Kein Führungszeugnis für Promotionszulassung!

Mit Urteil vom 30.09.2015 – BVerwG 6 C 45.14 hat das Bundesverwaltungsgericht in Leipzig entschieden, dass eine Universität für die Zulassung eines Promotionsbewerbers einem strafbaren Verhalten nur insoweit Relevanz beimessen dürfe, als wissenschaftsbezogene Straftaten in Rede stehen. Sie dürfe deshalb im Promotionszulassungsverfahren kein Führungszeugnis verlangen.

In dem zugrunde liegenden Fall hatte die Universität dem Kläger den Doktortitel wegen Täuschung über Zulassungsvoraussetzungen wieder entzogen. Der Kläger hatte entsprechend der Promotionsordnung ein Führungszeugnis vorgelegt, das keine Eintragungen enthielt, obwohl er im Zeitpunkt des Antrages auf Zulassung zur Promotion rechtskräftig wegen sexueller Nötigung zu einer Freiheitsstrafe von einem Jahr und sechs Monaten verurteilt war. Die Universität war der Auffassung, dass der Kläger im Zulassungsverfahren die noch nicht eingetragene Verurteilung hätte offen legen müssen. Da dies unterblieben war, hatte sie zum Schutze ihres Rufes den Doktortitel wegen Täuschung über die Zulassungsvoraussetzung entzogen. Die hiergegen gerichtete Klage wiesen das Verwaltungsgericht Chemnitz und das Sächsische Oberverwaltungsgericht zurück.

Das Bundesverwaltungsgericht änderte diese Entscheidungen und hob den Bescheid über die Entziehung des Doktortitels mit folgender Begründung auf. Die Promotionsordnung enthielt die übliche Regelung, dass dem Zulassungsantrag ein Führungszeugnis nicht älter als drei Monate beizufügen ist. Das Oberverwaltungsgericht war der Auffassung, darin sei auch die Pflicht enthalten, über noch nicht eingetragene Vorstrafen aufzuklären.
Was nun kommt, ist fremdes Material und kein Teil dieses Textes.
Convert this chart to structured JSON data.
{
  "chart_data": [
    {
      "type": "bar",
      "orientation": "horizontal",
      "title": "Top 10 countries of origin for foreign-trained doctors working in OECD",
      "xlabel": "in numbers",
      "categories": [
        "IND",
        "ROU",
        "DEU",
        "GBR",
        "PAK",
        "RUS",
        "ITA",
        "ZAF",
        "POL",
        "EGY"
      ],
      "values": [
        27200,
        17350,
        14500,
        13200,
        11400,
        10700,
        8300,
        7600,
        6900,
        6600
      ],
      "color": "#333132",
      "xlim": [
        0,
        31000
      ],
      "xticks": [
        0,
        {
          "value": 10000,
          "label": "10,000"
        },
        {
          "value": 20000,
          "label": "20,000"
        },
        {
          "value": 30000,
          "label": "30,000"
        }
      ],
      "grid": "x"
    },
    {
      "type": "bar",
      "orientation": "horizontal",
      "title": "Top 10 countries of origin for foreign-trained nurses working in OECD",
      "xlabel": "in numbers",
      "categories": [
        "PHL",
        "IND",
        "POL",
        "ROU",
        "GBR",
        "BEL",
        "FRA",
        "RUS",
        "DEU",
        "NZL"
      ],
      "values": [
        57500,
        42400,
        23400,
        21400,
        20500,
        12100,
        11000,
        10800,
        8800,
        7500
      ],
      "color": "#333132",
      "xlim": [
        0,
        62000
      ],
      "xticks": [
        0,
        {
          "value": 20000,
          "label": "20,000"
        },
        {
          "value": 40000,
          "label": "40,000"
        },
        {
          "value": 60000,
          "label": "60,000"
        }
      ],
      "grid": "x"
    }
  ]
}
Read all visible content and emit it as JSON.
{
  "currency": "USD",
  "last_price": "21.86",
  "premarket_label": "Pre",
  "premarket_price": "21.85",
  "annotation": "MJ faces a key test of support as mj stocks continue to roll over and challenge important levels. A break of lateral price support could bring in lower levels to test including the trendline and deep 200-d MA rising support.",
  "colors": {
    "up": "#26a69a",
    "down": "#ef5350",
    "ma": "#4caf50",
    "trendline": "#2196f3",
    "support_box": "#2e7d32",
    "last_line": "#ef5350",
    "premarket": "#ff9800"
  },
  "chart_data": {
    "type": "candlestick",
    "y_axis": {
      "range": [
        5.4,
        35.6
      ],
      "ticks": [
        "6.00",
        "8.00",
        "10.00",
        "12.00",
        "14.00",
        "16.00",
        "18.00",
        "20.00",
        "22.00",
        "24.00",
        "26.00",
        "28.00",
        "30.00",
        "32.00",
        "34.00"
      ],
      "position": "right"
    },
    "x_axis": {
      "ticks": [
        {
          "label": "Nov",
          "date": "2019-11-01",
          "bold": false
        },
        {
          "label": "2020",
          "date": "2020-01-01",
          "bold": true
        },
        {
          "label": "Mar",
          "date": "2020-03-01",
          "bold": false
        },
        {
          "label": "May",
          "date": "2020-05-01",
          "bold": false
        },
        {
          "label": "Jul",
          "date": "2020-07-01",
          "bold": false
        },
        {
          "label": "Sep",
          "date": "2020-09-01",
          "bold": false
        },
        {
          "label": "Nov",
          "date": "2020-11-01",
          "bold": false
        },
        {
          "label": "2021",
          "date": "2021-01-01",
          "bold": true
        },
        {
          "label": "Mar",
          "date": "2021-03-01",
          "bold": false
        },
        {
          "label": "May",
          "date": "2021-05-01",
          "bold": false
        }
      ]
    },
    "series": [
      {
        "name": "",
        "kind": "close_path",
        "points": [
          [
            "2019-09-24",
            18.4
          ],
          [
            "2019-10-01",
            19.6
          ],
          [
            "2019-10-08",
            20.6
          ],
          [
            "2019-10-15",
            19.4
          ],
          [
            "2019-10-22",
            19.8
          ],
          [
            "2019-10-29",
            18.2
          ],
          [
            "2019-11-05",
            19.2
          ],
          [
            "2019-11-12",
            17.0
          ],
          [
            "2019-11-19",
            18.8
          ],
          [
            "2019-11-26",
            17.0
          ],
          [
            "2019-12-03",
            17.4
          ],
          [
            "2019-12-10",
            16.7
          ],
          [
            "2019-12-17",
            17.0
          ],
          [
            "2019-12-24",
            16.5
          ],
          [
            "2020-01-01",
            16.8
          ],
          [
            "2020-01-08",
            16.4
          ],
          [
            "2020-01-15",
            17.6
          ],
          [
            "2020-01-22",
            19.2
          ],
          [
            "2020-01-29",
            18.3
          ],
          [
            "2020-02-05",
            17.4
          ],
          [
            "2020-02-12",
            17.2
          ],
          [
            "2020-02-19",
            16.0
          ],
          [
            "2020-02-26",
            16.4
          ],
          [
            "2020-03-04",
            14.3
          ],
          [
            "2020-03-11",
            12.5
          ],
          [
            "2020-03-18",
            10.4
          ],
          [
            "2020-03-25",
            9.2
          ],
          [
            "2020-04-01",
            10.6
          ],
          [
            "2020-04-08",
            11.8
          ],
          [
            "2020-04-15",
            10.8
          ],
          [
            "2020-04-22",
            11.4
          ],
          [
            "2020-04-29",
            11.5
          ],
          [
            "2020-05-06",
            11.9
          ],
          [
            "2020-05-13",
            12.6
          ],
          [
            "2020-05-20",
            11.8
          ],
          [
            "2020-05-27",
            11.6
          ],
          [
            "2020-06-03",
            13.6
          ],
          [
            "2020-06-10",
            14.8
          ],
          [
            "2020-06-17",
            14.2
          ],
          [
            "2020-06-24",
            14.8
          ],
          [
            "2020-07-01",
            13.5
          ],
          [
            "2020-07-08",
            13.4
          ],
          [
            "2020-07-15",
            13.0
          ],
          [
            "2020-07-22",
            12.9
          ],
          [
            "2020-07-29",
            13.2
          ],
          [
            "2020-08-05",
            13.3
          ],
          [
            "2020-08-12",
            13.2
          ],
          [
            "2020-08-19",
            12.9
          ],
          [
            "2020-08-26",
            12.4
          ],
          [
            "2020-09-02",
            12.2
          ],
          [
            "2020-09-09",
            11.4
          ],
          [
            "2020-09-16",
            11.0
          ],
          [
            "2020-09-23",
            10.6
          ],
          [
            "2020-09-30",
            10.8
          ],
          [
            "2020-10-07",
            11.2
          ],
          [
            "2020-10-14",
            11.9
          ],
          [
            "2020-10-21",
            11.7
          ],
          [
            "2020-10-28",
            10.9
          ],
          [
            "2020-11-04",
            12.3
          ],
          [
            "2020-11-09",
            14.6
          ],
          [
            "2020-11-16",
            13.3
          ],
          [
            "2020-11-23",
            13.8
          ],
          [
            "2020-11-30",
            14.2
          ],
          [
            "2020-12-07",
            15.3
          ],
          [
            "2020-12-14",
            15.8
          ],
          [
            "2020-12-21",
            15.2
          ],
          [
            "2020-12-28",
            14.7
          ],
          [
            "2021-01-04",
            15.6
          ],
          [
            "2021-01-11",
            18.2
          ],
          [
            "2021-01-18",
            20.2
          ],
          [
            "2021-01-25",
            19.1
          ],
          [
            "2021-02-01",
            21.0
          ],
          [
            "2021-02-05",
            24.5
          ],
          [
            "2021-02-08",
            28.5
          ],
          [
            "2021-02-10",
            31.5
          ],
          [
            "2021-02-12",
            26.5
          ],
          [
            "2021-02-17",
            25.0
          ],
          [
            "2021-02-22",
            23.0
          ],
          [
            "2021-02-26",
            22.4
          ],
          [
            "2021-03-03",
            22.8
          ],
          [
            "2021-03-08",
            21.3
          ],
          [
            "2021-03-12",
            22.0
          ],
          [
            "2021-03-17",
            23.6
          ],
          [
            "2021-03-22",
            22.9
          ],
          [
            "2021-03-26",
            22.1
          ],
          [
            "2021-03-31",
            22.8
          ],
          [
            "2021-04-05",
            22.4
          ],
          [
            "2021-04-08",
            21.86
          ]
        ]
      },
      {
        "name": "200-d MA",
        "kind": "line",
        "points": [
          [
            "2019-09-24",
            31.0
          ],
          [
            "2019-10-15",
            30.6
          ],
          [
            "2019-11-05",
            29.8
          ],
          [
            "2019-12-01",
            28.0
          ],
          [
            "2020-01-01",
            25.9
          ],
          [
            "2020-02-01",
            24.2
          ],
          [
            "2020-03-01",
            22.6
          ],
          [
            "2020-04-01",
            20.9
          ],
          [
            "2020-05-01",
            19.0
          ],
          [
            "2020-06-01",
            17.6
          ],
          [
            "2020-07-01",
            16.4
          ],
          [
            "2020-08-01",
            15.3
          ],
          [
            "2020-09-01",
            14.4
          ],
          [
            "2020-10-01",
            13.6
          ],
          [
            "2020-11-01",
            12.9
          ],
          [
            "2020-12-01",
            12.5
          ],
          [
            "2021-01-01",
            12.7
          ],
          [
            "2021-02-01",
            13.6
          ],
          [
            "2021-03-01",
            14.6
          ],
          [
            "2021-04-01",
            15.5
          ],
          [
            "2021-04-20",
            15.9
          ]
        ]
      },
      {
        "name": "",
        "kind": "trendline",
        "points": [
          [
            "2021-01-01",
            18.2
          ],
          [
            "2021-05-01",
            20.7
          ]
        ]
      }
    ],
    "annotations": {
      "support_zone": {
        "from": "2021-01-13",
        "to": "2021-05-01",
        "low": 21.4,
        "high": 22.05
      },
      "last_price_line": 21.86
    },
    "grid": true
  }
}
Die Promotionsordnung enthielt allerdings keine Regelung zu den möglichen Folgen einer eingetragenen Vorstrafe. Das Bundesverwaltungsgericht sah insoweit einen Verstoß gegen die Grundrechte des Klägers auf Berufsfreiheit, auf Wissenschaftsfreiheit und auf informationelle Selbstbestimmung. Die Universität dürfe bei der Zulassung zur Promotion – wie auch bei der nachträglichen Entziehung eines Doktorgrades wegen Unwürdigkeit – lediglich wissenschaftsrelevante Straftaten berücksichtigen. Zu Werturteilen außerhalb der Wissenschaft seien die Universitäten nicht berufen. Deshalb sei die Regelung unzulässig, wonach grundsätzlich jeder strafrechtlichen Verurteilung, die in einem Führungszeugnis einzutragen ist und noch nicht wieder gelöscht wurde, eine Relevanz für die Promotionszulassung zukomme. Es fehle deshalb auch an einer Grundlage für die Pflicht zur Vorlage eines Führungszeugnisses.

Diese Entscheidung schließt es zwar nicht aus, wissenschaftsrelevante Straftaten im Rahmen des Promotionszulassungsverfahrens zu berücksichtigen. Es bedarf hierzu aber einer Regelung in der Promotionsordnung, die die Erklärungspflichten zu relevanten Vorstrafen und die daran anknüpfenden Rechtsfolgen ausreichend bestimmt.